¼ cup all-purpose flour
2 tablespoons EACH: grated parmesan AND olive oil
½ teaspoon EACH garlic powder AND Italian seasoning
1 ¼ pound boneless, skinless chicken breasts (or thighs)
¼ cup lemon juice + 1 lemon, sliced
4 cloves garlic, minced
¼ teaspoon red pepper flakes
4 tablespoons cold butter, cubed into 4 pieces
12 ounces green beans, cut into 1-inch pieces

Steps:

  • CHICKEN: Add the flour, parmesan, ¼ teaspoon garlic powder, ½ teaspoon salt, and ½ teaspoon pepper to a shallow dish and whisk. Add each piece of chicken to the flour mixture and coat on both sides, dust off any excess flour. Heat a skillet over medium-high heat and add the olive oil. Add the chicken to the skillet and let cook for 4-6 minutes per side depending on the thickness. Prepare the sauce while the chicken cooks. Remove chicken to a plate when cooked.
  • GARLIC BUTTER SAUCE: In a small saucepan over medium heat, combine the lemon juice, minced garlic, red pepper flakes, and Italian seasoning and allow the mixture to reduce to 3 tablespoons. Add 1 tablespoon of butter and remove the pan from heat and swirl so the butter stars to melt. Place back on the heat for a few seconds, remove and continue to swirl until butter melts completely. Repeat with remaining tablespoons of butter. When butter is completely melted, remove sauce from stove; set aside.
  • ASSEMBLE: Add a small drizzle of oil to the pan you cooked the chicken in (if it needs it.) Add the lemon slices and push them around the pan with tongs to pick up all the bits left behind by the chicken. Add the green beans and sauté them for 3-5 minutes or until done to preference. Season with salt, pepper, and the remaining ¼ teaspoon of garlic powder. Pile the chicken on the green beans if you'd like or divide into personal servings. You can drizzle the sauce over the entire skillet or serve it on each individual serving!

LEMON GARLIC CHICKEN



Lemon Garlic Chicken image

I made this randomly and it was delicious.

Provided by Violet Kenow

Categories     Meat and Poultry Recipes     Chicken     Chicken Breast Recipes     Pan-Fried

Time 25m

Yield 3

Number Of Ingredients 6

2 tablespoons butter
3 skinless, boneless chicken breast halves
1 ½ teaspoons salt
1 ½ teaspoons ground black pepper
2 tablespoons garlic powder
1 lemon, juiced

Steps:

  • Melt butter in a skillet over medium-high heat.
  • Season chicken with salt and pepper; place in the melted butter. Cook chicken, flipping frequently, until browned, about 5 minutes. Sprinkle 1 tablespoon garlic powder over chicken; flip and sprinkle 1 tablespoon garlic powder on second side. Cook each side for 2 minutes.
  • Pour lemon juice over each side of chicken and cook until no longer pink in the center, 5 to 10 minutes more. An instant-read thermometer inserted into the center should read at least 165 degrees F (74 degrees C).
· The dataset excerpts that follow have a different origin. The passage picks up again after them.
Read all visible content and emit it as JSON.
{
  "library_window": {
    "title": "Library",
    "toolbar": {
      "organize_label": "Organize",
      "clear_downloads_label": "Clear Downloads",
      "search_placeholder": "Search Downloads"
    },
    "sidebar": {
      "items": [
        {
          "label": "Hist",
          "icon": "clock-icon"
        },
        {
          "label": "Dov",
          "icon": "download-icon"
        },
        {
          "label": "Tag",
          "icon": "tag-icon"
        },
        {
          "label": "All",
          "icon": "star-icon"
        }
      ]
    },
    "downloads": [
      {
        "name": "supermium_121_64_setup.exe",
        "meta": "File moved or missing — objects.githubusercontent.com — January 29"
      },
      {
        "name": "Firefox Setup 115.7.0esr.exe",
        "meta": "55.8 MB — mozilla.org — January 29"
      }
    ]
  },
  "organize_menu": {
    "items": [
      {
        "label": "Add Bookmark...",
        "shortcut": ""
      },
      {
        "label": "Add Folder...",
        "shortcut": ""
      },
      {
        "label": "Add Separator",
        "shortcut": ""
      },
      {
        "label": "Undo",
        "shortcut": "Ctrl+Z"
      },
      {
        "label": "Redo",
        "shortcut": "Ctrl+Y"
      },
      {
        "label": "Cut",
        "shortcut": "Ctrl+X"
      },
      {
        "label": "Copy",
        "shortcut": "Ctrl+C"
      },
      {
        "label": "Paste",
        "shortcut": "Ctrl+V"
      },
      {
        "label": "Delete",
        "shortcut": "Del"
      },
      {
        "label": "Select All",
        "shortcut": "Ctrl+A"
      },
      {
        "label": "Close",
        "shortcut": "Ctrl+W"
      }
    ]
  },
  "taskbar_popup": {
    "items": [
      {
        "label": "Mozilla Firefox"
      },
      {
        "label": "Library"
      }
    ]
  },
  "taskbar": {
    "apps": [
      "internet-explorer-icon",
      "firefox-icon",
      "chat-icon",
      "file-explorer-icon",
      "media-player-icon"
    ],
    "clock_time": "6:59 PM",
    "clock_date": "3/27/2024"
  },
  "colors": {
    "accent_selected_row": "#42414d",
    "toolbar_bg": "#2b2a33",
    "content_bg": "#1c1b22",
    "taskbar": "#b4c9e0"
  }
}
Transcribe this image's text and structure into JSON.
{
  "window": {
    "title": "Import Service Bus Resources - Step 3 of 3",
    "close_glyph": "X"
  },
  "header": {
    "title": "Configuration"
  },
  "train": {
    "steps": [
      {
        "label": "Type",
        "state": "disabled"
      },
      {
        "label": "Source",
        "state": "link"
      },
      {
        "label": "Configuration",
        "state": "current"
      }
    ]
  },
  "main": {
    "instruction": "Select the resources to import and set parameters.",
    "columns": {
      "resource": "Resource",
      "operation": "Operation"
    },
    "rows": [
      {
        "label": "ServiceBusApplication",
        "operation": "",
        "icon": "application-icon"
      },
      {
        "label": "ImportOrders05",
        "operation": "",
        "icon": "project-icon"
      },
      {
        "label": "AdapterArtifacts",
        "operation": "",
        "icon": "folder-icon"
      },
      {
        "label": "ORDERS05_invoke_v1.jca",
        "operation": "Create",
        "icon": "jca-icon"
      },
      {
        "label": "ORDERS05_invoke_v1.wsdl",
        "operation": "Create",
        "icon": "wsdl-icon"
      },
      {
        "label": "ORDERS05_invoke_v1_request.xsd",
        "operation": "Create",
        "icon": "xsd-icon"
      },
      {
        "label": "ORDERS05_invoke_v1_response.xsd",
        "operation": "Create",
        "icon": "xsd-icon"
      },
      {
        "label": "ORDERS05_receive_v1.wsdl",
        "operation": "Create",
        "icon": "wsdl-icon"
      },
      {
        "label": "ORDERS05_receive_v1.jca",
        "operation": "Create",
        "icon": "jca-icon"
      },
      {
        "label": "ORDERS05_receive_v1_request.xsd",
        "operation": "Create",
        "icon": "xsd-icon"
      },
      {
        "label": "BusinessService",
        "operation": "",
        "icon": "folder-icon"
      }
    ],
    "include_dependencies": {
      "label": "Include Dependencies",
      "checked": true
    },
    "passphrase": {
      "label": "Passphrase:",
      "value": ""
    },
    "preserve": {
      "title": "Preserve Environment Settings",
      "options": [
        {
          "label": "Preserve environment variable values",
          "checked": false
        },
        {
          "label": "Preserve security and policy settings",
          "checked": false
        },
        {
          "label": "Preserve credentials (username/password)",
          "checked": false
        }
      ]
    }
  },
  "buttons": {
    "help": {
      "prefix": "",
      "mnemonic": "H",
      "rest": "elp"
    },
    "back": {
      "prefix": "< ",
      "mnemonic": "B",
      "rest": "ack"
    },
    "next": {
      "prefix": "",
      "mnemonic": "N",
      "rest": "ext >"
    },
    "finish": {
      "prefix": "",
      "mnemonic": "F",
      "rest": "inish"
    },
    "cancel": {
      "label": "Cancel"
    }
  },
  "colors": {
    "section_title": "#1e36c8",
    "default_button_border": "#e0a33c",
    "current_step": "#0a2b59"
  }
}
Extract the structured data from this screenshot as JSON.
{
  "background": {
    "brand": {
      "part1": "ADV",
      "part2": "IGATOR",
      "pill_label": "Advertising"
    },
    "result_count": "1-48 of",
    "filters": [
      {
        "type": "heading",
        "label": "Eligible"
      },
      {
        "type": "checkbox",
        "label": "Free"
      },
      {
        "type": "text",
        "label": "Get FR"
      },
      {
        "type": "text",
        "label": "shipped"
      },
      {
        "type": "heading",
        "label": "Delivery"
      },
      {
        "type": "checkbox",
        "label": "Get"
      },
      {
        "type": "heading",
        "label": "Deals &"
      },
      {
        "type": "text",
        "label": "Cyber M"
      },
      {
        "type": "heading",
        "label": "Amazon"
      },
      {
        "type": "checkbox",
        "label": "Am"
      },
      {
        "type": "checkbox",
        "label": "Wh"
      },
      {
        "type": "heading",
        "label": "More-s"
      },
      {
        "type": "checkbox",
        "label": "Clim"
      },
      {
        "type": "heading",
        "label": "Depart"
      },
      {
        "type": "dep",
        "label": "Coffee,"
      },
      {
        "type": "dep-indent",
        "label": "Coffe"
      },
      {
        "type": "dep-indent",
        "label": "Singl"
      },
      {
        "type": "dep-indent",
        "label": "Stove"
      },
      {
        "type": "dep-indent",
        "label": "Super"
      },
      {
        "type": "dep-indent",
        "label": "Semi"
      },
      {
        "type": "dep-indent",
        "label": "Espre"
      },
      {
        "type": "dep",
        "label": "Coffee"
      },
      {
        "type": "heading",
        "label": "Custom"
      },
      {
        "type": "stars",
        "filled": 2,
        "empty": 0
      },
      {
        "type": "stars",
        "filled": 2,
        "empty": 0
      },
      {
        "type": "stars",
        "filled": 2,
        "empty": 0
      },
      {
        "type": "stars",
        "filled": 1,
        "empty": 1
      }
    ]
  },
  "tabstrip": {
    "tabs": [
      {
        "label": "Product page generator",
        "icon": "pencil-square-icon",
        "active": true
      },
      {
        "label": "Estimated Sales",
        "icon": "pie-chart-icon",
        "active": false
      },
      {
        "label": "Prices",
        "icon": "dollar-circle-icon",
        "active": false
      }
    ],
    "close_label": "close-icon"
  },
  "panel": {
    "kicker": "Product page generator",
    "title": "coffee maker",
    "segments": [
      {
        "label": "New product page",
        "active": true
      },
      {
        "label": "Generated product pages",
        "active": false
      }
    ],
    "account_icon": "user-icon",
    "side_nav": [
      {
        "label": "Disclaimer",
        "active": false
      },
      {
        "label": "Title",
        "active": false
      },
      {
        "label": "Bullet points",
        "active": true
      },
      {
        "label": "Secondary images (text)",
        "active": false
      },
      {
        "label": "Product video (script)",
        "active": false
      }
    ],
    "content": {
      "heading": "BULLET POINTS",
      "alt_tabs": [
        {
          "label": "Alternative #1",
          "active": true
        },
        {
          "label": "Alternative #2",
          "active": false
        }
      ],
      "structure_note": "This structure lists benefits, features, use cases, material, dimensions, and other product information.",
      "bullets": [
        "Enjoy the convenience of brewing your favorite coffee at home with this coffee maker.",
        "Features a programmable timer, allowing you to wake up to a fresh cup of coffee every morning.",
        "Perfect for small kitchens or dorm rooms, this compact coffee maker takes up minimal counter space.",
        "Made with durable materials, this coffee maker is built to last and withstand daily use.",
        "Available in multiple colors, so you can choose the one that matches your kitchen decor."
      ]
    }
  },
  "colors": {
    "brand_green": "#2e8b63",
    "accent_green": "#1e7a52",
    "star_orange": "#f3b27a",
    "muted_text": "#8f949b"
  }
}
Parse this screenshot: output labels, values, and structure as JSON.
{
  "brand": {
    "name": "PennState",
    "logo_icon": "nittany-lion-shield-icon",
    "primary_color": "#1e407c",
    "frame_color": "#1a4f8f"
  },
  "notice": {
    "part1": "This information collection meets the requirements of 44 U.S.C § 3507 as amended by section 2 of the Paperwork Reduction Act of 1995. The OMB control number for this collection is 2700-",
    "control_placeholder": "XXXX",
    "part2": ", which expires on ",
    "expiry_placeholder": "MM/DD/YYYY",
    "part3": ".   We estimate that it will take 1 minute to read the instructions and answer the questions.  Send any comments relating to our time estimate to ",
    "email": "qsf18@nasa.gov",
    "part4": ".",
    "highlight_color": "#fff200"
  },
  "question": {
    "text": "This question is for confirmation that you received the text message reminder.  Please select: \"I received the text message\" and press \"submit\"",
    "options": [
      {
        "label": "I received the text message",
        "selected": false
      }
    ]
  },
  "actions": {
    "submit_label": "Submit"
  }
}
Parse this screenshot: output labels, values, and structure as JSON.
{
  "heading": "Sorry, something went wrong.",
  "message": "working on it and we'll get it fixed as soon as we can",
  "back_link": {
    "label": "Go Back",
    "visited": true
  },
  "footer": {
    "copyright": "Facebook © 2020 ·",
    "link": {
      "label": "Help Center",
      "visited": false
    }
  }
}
Nutrition Facts : Calories 214.4 calories, Carbohydrate 4.7 g, Cholesterol 85 mg, Fat 10.5 g, Fiber 0.8 g, Protein 24.7 g, SaturatedFat 5.6 g, Sodium 1275.4 mg, Sugar 1.4 g

Tips:

  • Use fresh garlic and lemon for the best flavor.
  • Don't overcrowd the pan when cooking the chicken. This will prevent it from cooking evenly.
  • Cook the chicken until it is cooked through, but not overcooked. Overcooked chicken will be dry and tough.
  • Add the garlic and lemon butter sauce to the pan after the chicken is cooked. This will prevent the sauce from burning.
  • Serve the chicken and sauce immediately over rice, pasta, or vegetables.

Conclusion:

This garlic lemon butter sauce with pan chicken is a simple but delicious dish that is perfect for a quick and easy weeknight meal. The sauce is made with just a few ingredients and can be prepared in minutes. The chicken is cooked in the same pan as the sauce, which makes for easy cleanup. This dish is sure to please the whole family.